“I have not yet begun to procrastinate.”
If you’re like most students, studying for an exam is one of the most dreaded, painstaking tasks you could ever be faced with. So, naturally, procrastination is rampant. Here are five things students say to procrastinate, how they rationalize their excuse, what they really mean, and what to do about it.
1. “I’ll start tomorrow.”
Rationalization: “It’s Monday, I have plenty of time to study and the exam isn’t until Thursday…”
What it actually means: We think that we’ll somehow have more motivation to study later, and naturally want to avoid difficult mental tasks, so we trick ourselves into thinking we know more than we really do, and tell ourselves that we can be prepared for an exam in a lot less time than is really necessary.
What you can do: Start now, even if it’s just for 15 minutes. This will get you over the initial hump, and will quickly provide a more realistic view of how much time it will actually take to prepare. Then, map out the rest of the information that will be covered on the exam, and make a more honest assessment on what time you need to block off for studying.
2. “I don’t have everything I need to get started yet. “
Rationalization: “I’ll wait until I get the study guide or go to the review for the exam.”
What it actually means: We’re overwhelmed by the task at hand and somehow think that our professor giving us an outline, reviewing topics in class, or some other brilliant resource will drop into our laps and make everything easier to understand.
What you can do: Start with what you have, and add new resources as they come along. This will allow you to get a head start on studying, but will also help you identify gaps in your understanding that you need to figure out later. This also means you can actually take advantage of asking the professor or TA questions during review sessions, rather than mindlessly following along and copying down notes.
3. “I just need to get organized. Then I’ll start studying.”
Rationalization: “I have to do laundry and fold it and neaten my desk anyway, and then once that’s done, I’ll study tomorrow.”
What it actually means: Studying is an extremely energy-intensive mental task, so we like to fill our time with anything else we can convince ourselves is relatively productive instead. We also mistakenly think that if our space is clean, we’ll magically have clarity and motivation, which will help make studying easier.
What you can do: Try changing locations. The urge to get organized is completely understandable, but sometimes there just isn’t time.
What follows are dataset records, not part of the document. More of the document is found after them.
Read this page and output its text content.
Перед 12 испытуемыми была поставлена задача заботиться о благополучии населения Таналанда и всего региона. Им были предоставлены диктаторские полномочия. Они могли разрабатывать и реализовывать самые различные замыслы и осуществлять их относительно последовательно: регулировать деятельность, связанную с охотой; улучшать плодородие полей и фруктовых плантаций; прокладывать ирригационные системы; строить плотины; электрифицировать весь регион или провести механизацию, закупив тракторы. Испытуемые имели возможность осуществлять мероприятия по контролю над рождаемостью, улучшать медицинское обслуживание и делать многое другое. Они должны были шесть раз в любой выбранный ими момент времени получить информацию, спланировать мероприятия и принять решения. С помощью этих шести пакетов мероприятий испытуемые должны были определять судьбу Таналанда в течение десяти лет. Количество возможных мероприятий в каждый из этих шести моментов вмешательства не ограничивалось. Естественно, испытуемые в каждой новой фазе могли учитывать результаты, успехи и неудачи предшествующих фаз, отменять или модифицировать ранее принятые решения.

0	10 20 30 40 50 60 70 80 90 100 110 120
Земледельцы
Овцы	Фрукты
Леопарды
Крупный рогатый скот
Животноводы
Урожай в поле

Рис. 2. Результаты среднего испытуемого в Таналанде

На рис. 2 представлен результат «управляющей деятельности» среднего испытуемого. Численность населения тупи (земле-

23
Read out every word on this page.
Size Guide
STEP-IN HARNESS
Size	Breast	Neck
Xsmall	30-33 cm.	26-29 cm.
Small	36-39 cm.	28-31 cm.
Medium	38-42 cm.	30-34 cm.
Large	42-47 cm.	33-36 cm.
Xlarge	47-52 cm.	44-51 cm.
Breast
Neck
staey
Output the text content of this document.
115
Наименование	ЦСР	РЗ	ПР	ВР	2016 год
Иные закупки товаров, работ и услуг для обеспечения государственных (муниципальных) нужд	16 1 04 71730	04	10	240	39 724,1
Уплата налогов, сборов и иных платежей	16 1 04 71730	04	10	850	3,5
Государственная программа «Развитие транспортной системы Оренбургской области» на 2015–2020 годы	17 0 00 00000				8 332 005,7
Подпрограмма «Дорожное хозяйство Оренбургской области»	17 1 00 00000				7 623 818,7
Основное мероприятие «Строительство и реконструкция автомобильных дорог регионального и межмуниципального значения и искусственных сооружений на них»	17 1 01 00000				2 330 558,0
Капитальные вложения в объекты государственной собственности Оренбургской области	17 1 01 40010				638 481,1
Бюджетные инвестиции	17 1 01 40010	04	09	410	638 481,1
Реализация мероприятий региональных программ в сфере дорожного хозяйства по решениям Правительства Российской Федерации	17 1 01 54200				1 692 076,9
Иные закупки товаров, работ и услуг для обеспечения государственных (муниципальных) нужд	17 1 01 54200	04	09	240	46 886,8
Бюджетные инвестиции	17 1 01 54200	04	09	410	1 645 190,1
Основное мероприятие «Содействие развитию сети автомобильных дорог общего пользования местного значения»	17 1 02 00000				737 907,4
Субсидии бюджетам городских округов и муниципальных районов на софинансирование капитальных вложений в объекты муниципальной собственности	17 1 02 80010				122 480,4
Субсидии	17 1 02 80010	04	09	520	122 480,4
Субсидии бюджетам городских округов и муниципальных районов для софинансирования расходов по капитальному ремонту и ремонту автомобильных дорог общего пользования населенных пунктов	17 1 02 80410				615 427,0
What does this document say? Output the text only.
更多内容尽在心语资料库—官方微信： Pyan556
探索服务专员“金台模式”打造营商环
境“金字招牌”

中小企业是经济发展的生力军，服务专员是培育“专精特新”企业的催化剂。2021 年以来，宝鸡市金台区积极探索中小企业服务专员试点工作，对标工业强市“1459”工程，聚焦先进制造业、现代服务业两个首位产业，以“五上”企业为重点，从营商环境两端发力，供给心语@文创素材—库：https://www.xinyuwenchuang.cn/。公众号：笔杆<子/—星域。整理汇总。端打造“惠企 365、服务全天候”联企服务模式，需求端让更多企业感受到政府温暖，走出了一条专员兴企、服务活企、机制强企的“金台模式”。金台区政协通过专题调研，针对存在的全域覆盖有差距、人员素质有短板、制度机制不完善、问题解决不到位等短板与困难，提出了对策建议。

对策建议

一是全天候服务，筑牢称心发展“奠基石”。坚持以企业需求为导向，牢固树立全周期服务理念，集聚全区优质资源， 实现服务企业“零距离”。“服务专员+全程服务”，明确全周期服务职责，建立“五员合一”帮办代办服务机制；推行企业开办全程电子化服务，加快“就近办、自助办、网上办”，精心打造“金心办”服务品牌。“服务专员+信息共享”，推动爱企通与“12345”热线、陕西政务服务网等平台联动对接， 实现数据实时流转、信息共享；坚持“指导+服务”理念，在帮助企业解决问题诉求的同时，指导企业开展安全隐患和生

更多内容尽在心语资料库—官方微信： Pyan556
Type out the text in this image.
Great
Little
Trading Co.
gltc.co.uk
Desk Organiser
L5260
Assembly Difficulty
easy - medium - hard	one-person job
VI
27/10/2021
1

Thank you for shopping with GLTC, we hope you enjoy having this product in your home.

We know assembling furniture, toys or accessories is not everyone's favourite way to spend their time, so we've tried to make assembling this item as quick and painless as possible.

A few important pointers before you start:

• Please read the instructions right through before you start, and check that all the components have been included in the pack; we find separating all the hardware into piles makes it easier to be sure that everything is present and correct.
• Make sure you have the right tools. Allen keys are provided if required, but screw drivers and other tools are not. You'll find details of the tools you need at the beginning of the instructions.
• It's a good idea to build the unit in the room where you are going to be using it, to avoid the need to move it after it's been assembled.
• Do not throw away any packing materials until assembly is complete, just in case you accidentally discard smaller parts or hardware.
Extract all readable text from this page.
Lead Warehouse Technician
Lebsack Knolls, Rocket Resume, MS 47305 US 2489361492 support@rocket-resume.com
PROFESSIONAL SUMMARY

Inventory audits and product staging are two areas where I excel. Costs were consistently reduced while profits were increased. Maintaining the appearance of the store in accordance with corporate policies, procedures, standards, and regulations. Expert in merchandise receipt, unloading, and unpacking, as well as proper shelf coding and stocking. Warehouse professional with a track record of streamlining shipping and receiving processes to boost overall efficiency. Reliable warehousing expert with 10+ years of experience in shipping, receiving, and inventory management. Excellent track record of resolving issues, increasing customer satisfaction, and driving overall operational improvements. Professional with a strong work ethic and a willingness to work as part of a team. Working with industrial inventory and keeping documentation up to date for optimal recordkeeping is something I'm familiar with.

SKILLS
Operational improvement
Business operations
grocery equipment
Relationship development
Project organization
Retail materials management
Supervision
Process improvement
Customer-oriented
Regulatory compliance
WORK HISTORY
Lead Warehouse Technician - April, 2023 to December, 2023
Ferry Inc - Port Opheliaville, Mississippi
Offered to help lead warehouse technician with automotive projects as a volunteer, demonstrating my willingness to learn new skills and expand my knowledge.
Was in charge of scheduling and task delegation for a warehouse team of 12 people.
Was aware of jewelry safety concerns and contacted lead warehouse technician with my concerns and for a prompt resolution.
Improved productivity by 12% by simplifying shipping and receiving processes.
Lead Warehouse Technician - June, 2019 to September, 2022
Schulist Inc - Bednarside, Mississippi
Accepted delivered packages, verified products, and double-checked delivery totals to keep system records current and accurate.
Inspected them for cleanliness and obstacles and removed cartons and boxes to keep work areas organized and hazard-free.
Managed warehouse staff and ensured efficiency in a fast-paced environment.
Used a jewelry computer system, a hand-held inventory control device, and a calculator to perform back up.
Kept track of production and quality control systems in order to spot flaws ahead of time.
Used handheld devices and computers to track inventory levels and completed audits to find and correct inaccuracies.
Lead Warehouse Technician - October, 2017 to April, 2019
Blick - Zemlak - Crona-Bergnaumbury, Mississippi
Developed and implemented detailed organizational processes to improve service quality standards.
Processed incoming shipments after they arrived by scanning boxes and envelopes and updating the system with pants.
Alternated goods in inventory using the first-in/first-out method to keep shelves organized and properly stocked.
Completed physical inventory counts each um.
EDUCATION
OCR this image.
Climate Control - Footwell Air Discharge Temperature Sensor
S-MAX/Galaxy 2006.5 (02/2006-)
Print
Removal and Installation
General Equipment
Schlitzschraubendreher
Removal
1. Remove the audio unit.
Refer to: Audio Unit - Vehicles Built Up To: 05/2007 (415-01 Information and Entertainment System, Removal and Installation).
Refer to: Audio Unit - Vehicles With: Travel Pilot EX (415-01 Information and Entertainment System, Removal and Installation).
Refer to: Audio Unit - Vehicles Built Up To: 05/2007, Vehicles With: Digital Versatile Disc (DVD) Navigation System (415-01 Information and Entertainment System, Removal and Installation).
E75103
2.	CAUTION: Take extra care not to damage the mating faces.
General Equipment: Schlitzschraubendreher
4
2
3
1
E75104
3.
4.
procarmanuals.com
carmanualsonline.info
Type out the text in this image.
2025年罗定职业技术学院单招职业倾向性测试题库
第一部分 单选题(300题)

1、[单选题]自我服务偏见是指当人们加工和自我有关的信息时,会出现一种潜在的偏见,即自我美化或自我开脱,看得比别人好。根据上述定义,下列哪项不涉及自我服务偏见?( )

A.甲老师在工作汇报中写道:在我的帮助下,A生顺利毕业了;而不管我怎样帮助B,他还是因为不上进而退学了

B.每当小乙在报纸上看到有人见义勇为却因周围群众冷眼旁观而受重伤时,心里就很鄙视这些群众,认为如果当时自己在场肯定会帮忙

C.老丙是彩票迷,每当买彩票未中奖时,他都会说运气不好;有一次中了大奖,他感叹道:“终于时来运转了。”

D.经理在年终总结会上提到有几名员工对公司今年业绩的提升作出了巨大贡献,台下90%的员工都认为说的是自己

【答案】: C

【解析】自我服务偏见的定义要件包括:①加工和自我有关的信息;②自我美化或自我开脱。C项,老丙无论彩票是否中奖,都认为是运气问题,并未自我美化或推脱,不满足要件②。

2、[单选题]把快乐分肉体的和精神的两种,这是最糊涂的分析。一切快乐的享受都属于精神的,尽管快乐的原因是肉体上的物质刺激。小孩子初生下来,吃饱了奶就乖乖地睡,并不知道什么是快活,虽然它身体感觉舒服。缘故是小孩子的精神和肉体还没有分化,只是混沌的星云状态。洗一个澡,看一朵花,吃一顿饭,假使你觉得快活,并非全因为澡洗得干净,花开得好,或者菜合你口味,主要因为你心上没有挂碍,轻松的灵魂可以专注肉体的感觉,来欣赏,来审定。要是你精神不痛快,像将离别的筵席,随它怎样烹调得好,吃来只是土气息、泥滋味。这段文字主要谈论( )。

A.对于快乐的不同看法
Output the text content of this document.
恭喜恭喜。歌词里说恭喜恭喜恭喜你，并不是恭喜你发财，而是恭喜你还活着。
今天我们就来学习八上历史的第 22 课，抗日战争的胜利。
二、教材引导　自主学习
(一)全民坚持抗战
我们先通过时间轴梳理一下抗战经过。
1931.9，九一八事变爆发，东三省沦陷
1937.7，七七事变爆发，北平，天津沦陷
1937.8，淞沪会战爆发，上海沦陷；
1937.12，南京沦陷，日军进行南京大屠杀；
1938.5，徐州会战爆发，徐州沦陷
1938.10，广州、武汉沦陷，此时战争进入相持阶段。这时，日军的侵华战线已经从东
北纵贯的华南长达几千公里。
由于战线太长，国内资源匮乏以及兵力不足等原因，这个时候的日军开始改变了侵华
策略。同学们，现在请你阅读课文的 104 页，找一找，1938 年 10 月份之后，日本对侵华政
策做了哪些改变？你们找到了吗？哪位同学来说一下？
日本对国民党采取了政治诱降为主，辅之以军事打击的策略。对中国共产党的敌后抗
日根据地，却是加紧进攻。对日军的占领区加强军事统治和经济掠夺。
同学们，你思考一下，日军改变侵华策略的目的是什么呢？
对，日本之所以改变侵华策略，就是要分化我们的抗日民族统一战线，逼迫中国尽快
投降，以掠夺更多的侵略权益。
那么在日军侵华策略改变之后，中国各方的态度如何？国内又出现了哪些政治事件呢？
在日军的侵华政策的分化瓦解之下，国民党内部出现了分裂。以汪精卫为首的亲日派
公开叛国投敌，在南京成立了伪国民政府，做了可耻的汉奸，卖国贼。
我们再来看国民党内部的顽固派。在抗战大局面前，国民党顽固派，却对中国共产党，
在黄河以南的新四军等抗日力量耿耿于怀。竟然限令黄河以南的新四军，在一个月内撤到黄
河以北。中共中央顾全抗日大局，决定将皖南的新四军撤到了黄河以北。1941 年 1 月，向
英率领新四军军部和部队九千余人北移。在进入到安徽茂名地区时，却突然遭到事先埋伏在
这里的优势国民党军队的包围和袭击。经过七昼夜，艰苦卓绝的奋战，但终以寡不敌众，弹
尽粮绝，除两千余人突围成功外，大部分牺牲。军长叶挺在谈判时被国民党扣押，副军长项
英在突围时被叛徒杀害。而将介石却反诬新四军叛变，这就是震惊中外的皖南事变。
Go to the library or a common area where you won’t have the urge to tidy up. This may also help to eliminate additional distractions like talking to your roommates or making yourself a midnight snack.
4. “If I start studying tomorrow morning I’ll be more refreshed and ready to go.”
Rationalization: “I should probably just relax and watch TV and let my brain regroup after a long day of classes.”
What it actually means: You don’t have the energy to get organized and delve into complex topics. You’ve lost the willpower to continue doing difficult tasks and so you make yourself believe you’ll definitely feel better in the morning and can give yourself a pass now.
What you can do: Rather than going to veg in front of the TV, get out and move for a bit. It’s more likely you’ll feel refreshed after an hour of exercise than an hour of television. Then give yourself a time limit and study or get organized for the next day’s plan of attack. You’ll feel better for being active and you’ll feel better having at least gotten a start.
5. “It’s okay, if I bomb this exam, it probably won’t affect my grade too much.”
Rationalization: “If I get an A on everything else, I’ll be totally fine.”
What it actually means: You don’t believe in or trust in the knowledge you have, so you create an excuse for yourself to lessen the blow. You already know your grade won’t be great so why try to make sense of what you don’t understand.
What you can do: We all know this is a slippery slope. Relying on a perfect score on all the remaining exams and projects is unrealistic for the best of students. So, take the time to brainstorm everything you know about a specific topic on the exam. Don’t look at the book or at your notes, just go from memory. You’ll be surprised at the amount of information you actually have retained, and it will help give you the little boost of confidence you need to start filling in the gaps.